榎本武揚/明治の外交、科学、殖産に貢献

連載・愛国者の肖像(12)
ジャーナリスト 石井康博

榎本武揚

 榎本武揚(幼名・釜次郎)は天保7年(1836)8月25日に直参旗本、榎本武規の次男として生まれた。江戸で生まれ育った榎本は人情に厚く、涙もろい性格だったという。父は伊能忠敬に師事し、日本地図完成に尽力した人物で、榎本も幼いころから儒学などを習い、中浜(ジョン)万次郎の私塾で英語も学んだ。嘉永4年(1851)に昌平坂学問所に入学し、箱館奉行堀利煕の従者として箱館に渡り、蝦夷や樺太の巡視に随行した。
 安政4年(1857)に長崎海軍伝習所に入学。オランダのカッテンディーケらから航海術・砲術・測量術などを学び、同5年に江戸の築地軍艦操練所の教授となる。幕府のオランダへの蒸気軍艦(開陽丸)発注に伴い、文久2年(1862)から慶応3年までの5年間、オランダに留学した。ハーグに下宿し、船舶運用術、砲術、蒸気機関学、化学、国際法を学び、プロイセン・オーストリア連合軍とデンマークの戦いなどを観戦武官として見学。パリではフランス海軍と軍艦建造について交渉し、イギリスも訪問している。
 完成した開陽丸と共に慶応3年(1867)横浜港に戻った榎本は、開陽丸乗組頭取(艦長)に、その後、軍艦頭となり和泉守を名乗った。同年9月には幕府の艦隊を率いて大坂湾へ向かい、将軍慶喜を守るため待機した。
 同4年1月に鳥羽伏見の戦いが始まると、鹿児島へ帰る薩摩藩の軍艦春日丸、運送船翔凰丸を追撃し(阿波沖海戦)、砲撃を浴びせた。春日丸は逃げたが翔凰丸は座礁、放棄され、鳥羽伏見の戦いで唯一、幕府側の勝利となる。春日丸には東郷平八郎が乗り組んでいた。幕府軍の敗戦により榎本も退却、大坂城の武器や金銭に新選組や負傷兵らを乗せ江戸に帰り、幕府海軍副総裁に任ぜられた。
 連戦連敗の幕府軍の中で唯一勝利を収めた榎本は兵士からの信頼が厚く、徳川慶喜が恭順の姿勢を示し、勝海舟が江戸城無血開城を決定した後も従わなかった。将軍が駿河に移封されると8月に江戸を脱出し、開陽丸など旧幕府艦隊8艦に彰義隊など2千名を率いて奥羽越列藩同盟の支援に向かった。9月に仙台に到着するが、すでに奥羽越列藩同盟は崩壊し、仙台藩の説得に失敗すると、桑名藩主松平定敬、伝習隊隊長大鳥圭介、新選組副長土方歳三、仙台藩を脱藩した額兵隊などと合流し、総勢3千名で箱館に向かった。
 蝦夷地に着いた榎本と旧幕府軍は各地で新政府軍を破り、同11月に五稜郭に入城する。
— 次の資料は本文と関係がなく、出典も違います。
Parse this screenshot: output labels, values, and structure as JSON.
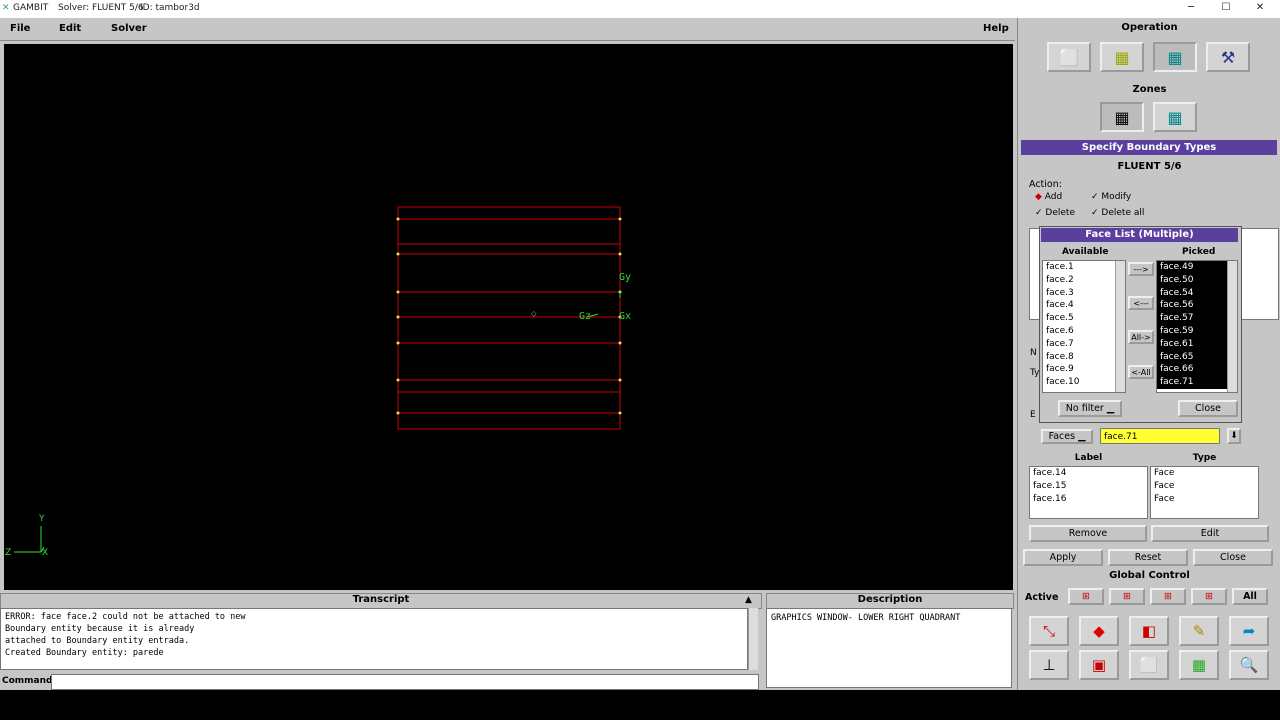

日本で初めての選挙(士官以上による)で榎本を総裁とする政権の樹立を宣言した。それは留学先のオランダを模した国家の創建で、天皇に反旗を翻すものではなく、薩摩・長州などの藩による新政府を認めないものだった。
 英仏は「事実上の政権(Authorities de facto)」と認定し、両国は中立を守ったが、米国は新政府への支持を表明。幕府が買い付けた最新鋭の装甲艦・甲鉄が榎本ではなく新政府に引き渡される。明治2年3月、榎本は甲鉄を取り返すべく移乗攻撃(アボルダージュ)による奇襲を宮古湾に停泊する甲鉄に試みるが失敗した。4月に新政府軍が蝦夷に上陸すると旧幕府軍は奮戦するが、圧倒的な数的優位と最新兵器に追い詰められ、土方歳三は戦死、5月18日に榎本は降伏した。
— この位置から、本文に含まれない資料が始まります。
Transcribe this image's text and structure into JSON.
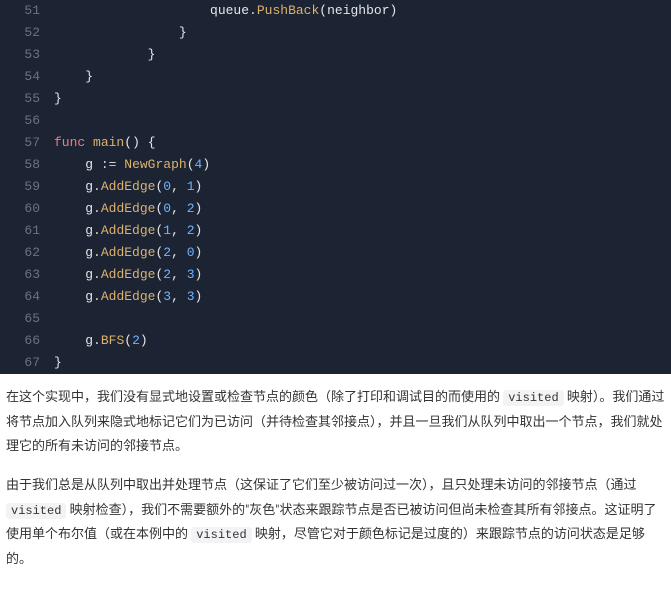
{
  "code": {
    "lines": [
      {
        "no": 51,
        "indent": "                    ",
        "tokens": [
          "id:queue",
          "dot:.",
          "fn:PushBack",
          "pn:(",
          "id:neighbor",
          "pn:)"
        ]
      },
      {
        "no": 52,
        "indent": "                ",
        "tokens": [
          "pn:}"
        ]
      },
      {
        "no": 53,
        "indent": "            ",
        "tokens": [
          "pn:}"
        ]
      },
      {
        "no": 54,
        "indent": "    ",
        "tokens": [
          "pn:}"
        ]
      },
      {
        "no": 55,
        "indent": "",
        "tokens": [
          "pn:}"
        ]
      },
      {
        "no": 56,
        "indent": "",
        "tokens": []
      },
      {
        "no": 57,
        "indent": "",
        "tokens": [
          "kw:func",
          "sp: ",
          "fn:main",
          "pn:(",
          "pn:)",
          "sp: ",
          "pn:{"
        ]
      },
      {
        "no": 58,
        "indent": "    ",
        "tokens": [
          "id:g",
          "sp: ",
          "op::=",
          "sp: ",
          "fn:NewGraph",
          "pn:(",
          "num:4",
          "pn:)"
        ]
      },
      {
        "no": 59,
        "indent": "    ",
        "tokens": [
          "id:g",
          "dot:.",
          "fn:AddEdge",
          "pn:(",
          "num:0",
          "pn:,",
          "sp: ",
          "num:1",
          "pn:)"
        ]
      },
      {
        "no": 60,
        "indent": "    ",
        "tokens": [
          "id:g",
          "dot:.",
          "fn:AddEdge",
          "pn:(",
          "num:0",
          "pn:,",
          "sp: ",
          "num:2",
          "pn:)"
        ]
      },
      {
        "no": 61,
        "indent": "    ",
        "tokens": [
          "id:g",
          "dot:.",
          "fn:AddEdge",
          "pn:(",
          "num:1",
          "pn:,",
          "sp: ",
          "num:2",
          "pn:)"
        ]
      },
      {
        "no": 62,
        "indent": "    ",
        "tokens": [
          "id:g",
          "dot:.",
          "fn:AddEdge",
          "pn:(",
          "num:2",
          "pn:,",
          "sp: ",
          "num:0",
          "pn:)"
        ]
      },
      {
        "no": 63,
        "indent": "    ",
        "tokens": [
          "id:g",
          "dot:.",
          "fn:AddEdge",
          "pn:(",
          "num:2",
          "pn:,",
          "sp: ",
          "num:3",
          "pn:)"
        ]
      },
      {
        "no": 64,
        "indent": "    ",
        "tokens": [
          "id:g",
          "dot:.",
          "fn:AddEdge",
          "pn:(",
          "num:3",
          "pn:,",
          "sp: ",
          "num:3",
          "pn:)"
        ]
      },
      {
        "no": 65,
        "indent": "",
        "tokens": []
      },
      {
        "no": 66,
        "indent": "    ",
        "tokens": [
          "id:g",
          "dot:.",
          "fn:BFS",
          "pn:(",
          "num:2",
          "pn:)"
        ]
      },
      {
        "no": 67,
        "indent": "",
        "tokens": [
          "pn:}"
        ]
      }
    ]
  },
  "prose": {
    "p1a": "在这个实现中，我们没有显式地设置或检查节点的颜色（除了打印和调试目的而使用的 ",
    "p1code1": "visited",
    "p1b": " 映射）。我们通过将节点加入队列来隐式地标记它们为已访问（并待检查其邻接点），并且一旦我们从队列中取出一个节点，我们就处理它的所有未访问的邻接节点。",
    "p2a": "由于我们总是从队列中取出并处理节点（这保证了它们至少被访问过一次），且只处理未访问的邻接节点（通过 ",
    "p2code1": "visited",
    "p2b": " 映射检查），我们不需要额外的\"灰色\"状态来跟踪节点是否已被访问但尚未检查其所有邻接点。这证明了使用单个布尔值（或在本例中的 ",
    "p2code2": "visited",
    "p2c": " 映射，尽管它对于颜色标记是过度的）来跟踪节点的访问状态是足够的。"
  }
}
 投獄された榎本は死を覚悟するが、箱館攻撃の指揮を執った黒田清隆や福沢諭吉は彼の能力を惜しみ、助命を主張した。明治5年(1872)に特赦により出獄、黒田清隆が次官を務めていた開拓使に出仕し、黒田と共に北海道開拓に従事した。以後、榎本は黒田の盟友として外交などで働くようになり、長男の武憲は黒田の娘梅子と結婚している。
 同7年に駐露特命全権公使と海軍中将に任命された。ロシアの実情を探りながら、黒田の主張する樺太放棄論を軸に交渉を続け、同8年5月に外務大臣アレクサンドル・ゴルチャコフとの間に、樺太をロシアの領土、千島列島を日本の領土とする樺太・千島交換条約を結んだ。同11年、帰国した榎本は、外務大輔(次官)となる。
 明治13年には海軍卿に就任、同15年には駐清全権公使として北京に赴任し、朝鮮の甲申事変後の清との天津条約締結に貢献した。その際、共に清との交渉にあたった伊藤博文が同18年に初代内閣総理大臣に任命されると、逓信大臣として入閣。明治20年には子爵に叙され、同22年に文部大臣に就任する。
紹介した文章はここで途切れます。